Elizabeth DeWolfe – I first met Elizabeth at a Maine Writers and Publishers Alliance meeting in Biddeford, and almost immediately, I was intrigued by the story she told me of a young factory worker, a girl, who drowned in the Saco River. The girl worked at one of the textile mills that lined the mouth of the river, and after the spring thaw, in 1850, her body was discovered. That was enough for me; I wanted to know more.
Andre Dubus – I have grown to love the short story form and one of the best practitioners, is Andre Dubus. His stories resonate with elements of his own life and the world he sees every day. The stories are gritty, realistic, and sometimes difficult to think about. But the truth is, you will think about them.
James Bradley – Another great piece of narrative nonfiction. I loved the flying sequences and the sheer will and determination displayed by the men who flew together during World War II. I have long loved military stories and history.
Philip Roth – Philip Roth is a master storyteller and I love his work and the way he effortlessly seems to weave the narrative together. This particular story centers around a college professor in a small town in New England, and better yet, he teaches at a well-respected, liberal arts college. Roth also makes it clear that what one sees on the surface may not be the entire story.
Peter Heller – Here’s the truth behind this selection. A friend in my running club (don’t laugh) suggested that I read Heller’s first novel, The Dog Stars, and I loved it. When I saw this novel in a local independent bookstore (hint, hint), I bought it. This is more of a murder mystery set in the southwest, but like his other work, it’s a page turner and you won’t be disappointed.

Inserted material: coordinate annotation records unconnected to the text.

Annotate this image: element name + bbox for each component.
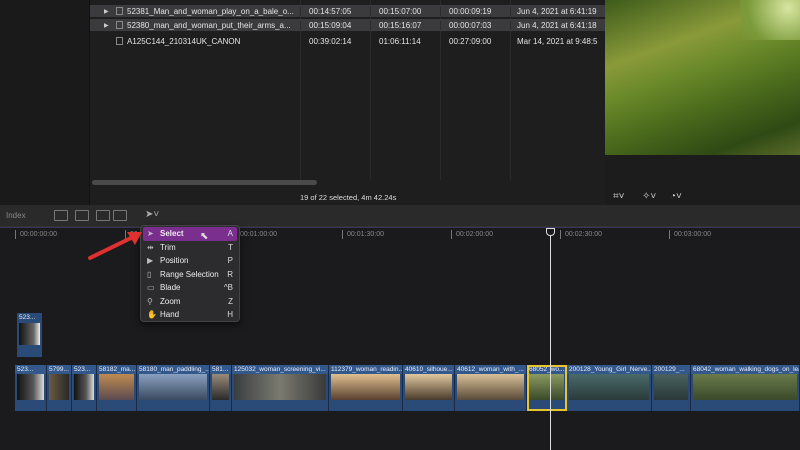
clip-label: 523... [19,314,36,321]
timeline-clip[interactable]: 581... [210,365,232,411]
disclosure-triangle-icon[interactable]: ▶ [104,8,112,15]
timeline-clip[interactable]: 112379_woman_readin... [329,365,403,411]
timeline-area[interactable] [0,241,800,450]
menu-item-position[interactable]: ▶ Position P [143,254,237,268]
enhance-wand-icon[interactable]: ✧˅ [642,191,656,202]
menu-item-trim[interactable]: ⇹ Trim T [143,241,237,255]
date-cell: Jun 4, 2021 at 6:41:18 [510,20,605,30]
start-cell: 00:15:09:04 [300,20,370,30]
ruler-tick: 00:02:00:00 [451,230,493,239]
speed-gauge-icon[interactable]: ◔˅ [670,191,682,202]
end-cell: 01:06:11:14 [370,36,440,46]
transform-icon[interactable]: ⌗˅ [613,191,624,202]
playhead[interactable] [550,228,551,450]
arrow-icon: ➤ [147,229,154,239]
timeline-clip[interactable]: 5799... [47,365,72,411]
duration-cell: 00:00:07:03 [440,20,510,30]
connect-clip-icon[interactable] [54,210,68,221]
tool-menu: ➤ Select A ⇹ Trim T ▶ Position P ▯ Range Select… [140,225,240,322]
annotation-arrow-icon [88,232,142,260]
menu-item-blade[interactable]: ▭ Blade ^B [143,281,237,295]
mouse-cursor-icon: ⬉ [200,231,209,242]
timeline-clip[interactable]: 58182_ma... [97,365,137,411]
viewer-image [605,0,800,155]
tool-select-icon[interactable]: ➤˅ [145,209,159,220]
clip-name: 52381_Man_and_woman_play_on_a_bale_o... [127,6,294,16]
film-icon [116,21,123,29]
position-icon: ▶ [147,256,154,266]
start-cell: 00:14:57:05 [300,6,370,16]
timeline-clip[interactable]: 125032_woman_screening_vi... [232,365,329,411]
timeline-clip[interactable]: 40612_woman_with_... [455,365,527,411]
disclosure-triangle-icon[interactable]: ▶ [104,22,112,29]
browser-scrollbar[interactable] [92,180,317,185]
clip-name: A125C144_210314UK_CANON [127,36,241,46]
overwrite-clip-icon[interactable] [113,210,127,221]
timeline-clip[interactable]: 523... [72,365,97,411]
viewer-toolbar [605,155,800,205]
timeline-clip[interactable]: 68042_woman_walking_dogs_on_lea [691,365,800,411]
magnifier-icon: ⚲ [147,296,153,306]
blade-icon: ▭ [147,283,155,293]
end-cell: 00:15:07:00 [370,6,440,16]
primary-storyline: 523... 5799... 523... 58182_ma... 58180_… [15,365,800,411]
ruler-tick: 00:01:00:00 [235,230,277,239]
index-button[interactable]: Index [6,211,26,220]
ruler-tick: 00:00:00:00 [15,230,57,239]
film-icon [116,7,123,15]
date-cell: Jun 4, 2021 at 6:41:19 [510,6,605,16]
connected-clip[interactable]: 523... [17,313,42,357]
browser-row[interactable]: ▶ 52381_Man_and_woman_play_on_a_bale_o...… [90,5,605,17]
library-sidebar [0,0,90,205]
trim-icon: ⇹ [147,242,154,252]
menu-item-range-selection[interactable]: ▯ Range Selection R [143,268,237,282]
menu-item-select[interactable]: ➤ Select A [143,227,237,241]
start-cell: 00:39:02:14 [300,36,370,46]
timeline-clip[interactable]: 58180_man_paddling_... [137,365,210,411]
range-icon: ▯ [147,269,152,279]
timeline-clip[interactable]: 40610_silhoue... [403,365,455,411]
date-cell: Mar 14, 2021 at 9:48:5 [510,36,605,46]
timeline-clip-selected[interactable]: 68052_wo... [527,365,567,411]
end-cell: 00:15:16:07 [370,20,440,30]
film-icon [116,37,123,45]
ruler-tick: 00:03:00:00 [669,230,711,239]
duration-cell: 00:27:09:00 [440,36,510,46]
hand-icon: ✋ [147,310,157,320]
ruler-tick: 00:02:30:00 [560,230,602,239]
menu-item-hand[interactable]: ✋ Hand H [143,308,237,322]
timeline-clip[interactable]: 200128_Young_Girl_Nerve... [567,365,652,411]
playhead-handle[interactable] [546,228,555,236]
timeline-clip[interactable]: 523... [15,365,47,411]
browser-row[interactable]: ▶ 52380_man_and_woman_put_their_arms_a...… [90,19,605,31]
insert-clip-icon[interactable] [75,210,89,221]
selection-status: 19 of 22 selected, 4m 42.24s [300,193,397,202]
browser-row[interactable]: A125C144_210314UK_CANON 00:39:02:14 01:0… [90,35,605,47]
append-clip-icon[interactable] [96,210,110,221]
duration-cell: 00:00:09:19 [440,6,510,16]
clip-thumbnail [19,323,40,345]
clip-name: 52380_man_and_woman_put_their_arms_a... [127,20,291,30]
ruler-tick: 00:01:30:00 [342,230,384,239]
menu-item-zoom[interactable]: ⚲ Zoom Z [143,295,237,309]
timeline-clip[interactable]: 200129_... [652,365,691,411]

Alice Munro – Enough said. I love her work and each time I read one of her stories, I think about the writing schedule she kept. Starting in 1968, she published a new anthology of short stories every few years and almost exclusively (there is one novella) remained true to that form. He stories are not flashy, fantasy, or necessarily mysterious – they are about life and the vagaries of the human condition. They too, make you think.
Sena Jeter Naslund – Here’s the sad truth – at one time, I owned three copies of this book because I was afraid I might lose it while on a business trip. I remember reading an interview where she described the inspiration for the novel. She said something to the effect: “There are only one or two paragraphs in Moby Dick devoted to Ahab’s wife, and I always wondered what she was like.” Now, thanks to Naslund, I have an idea.
David Arenstam – Like my friend, Bruce Coffin, my debut novel was published this year. It was something I will never forget. The story is based on countless hours of interviews with Vietnam veterans and as I often say, it is not a story of war and death – it’s a story of life. I hope you like it.
Bill Roorbach – A teacher and writer from Maine, sounds familiar. I know I may be a little late to the party, but I’d think we share a love of stories, literature, and a sense of what keeps readers turning the page. And yes, I own multiple copies of this novel too. A decades-old crime story that makes you wonder what will happen next. If you are like me, you may read this and immediately search for his other work.
Daniel James Brown – I know this book has been a national bestseller and many people have already read it, but I read it again with my students this year and they loved it. There is so much to talk about with this story. The Olympics in 1936, America before World War II, building boats, growing up during the depression, finding your one true love – need I go one. I loved the book.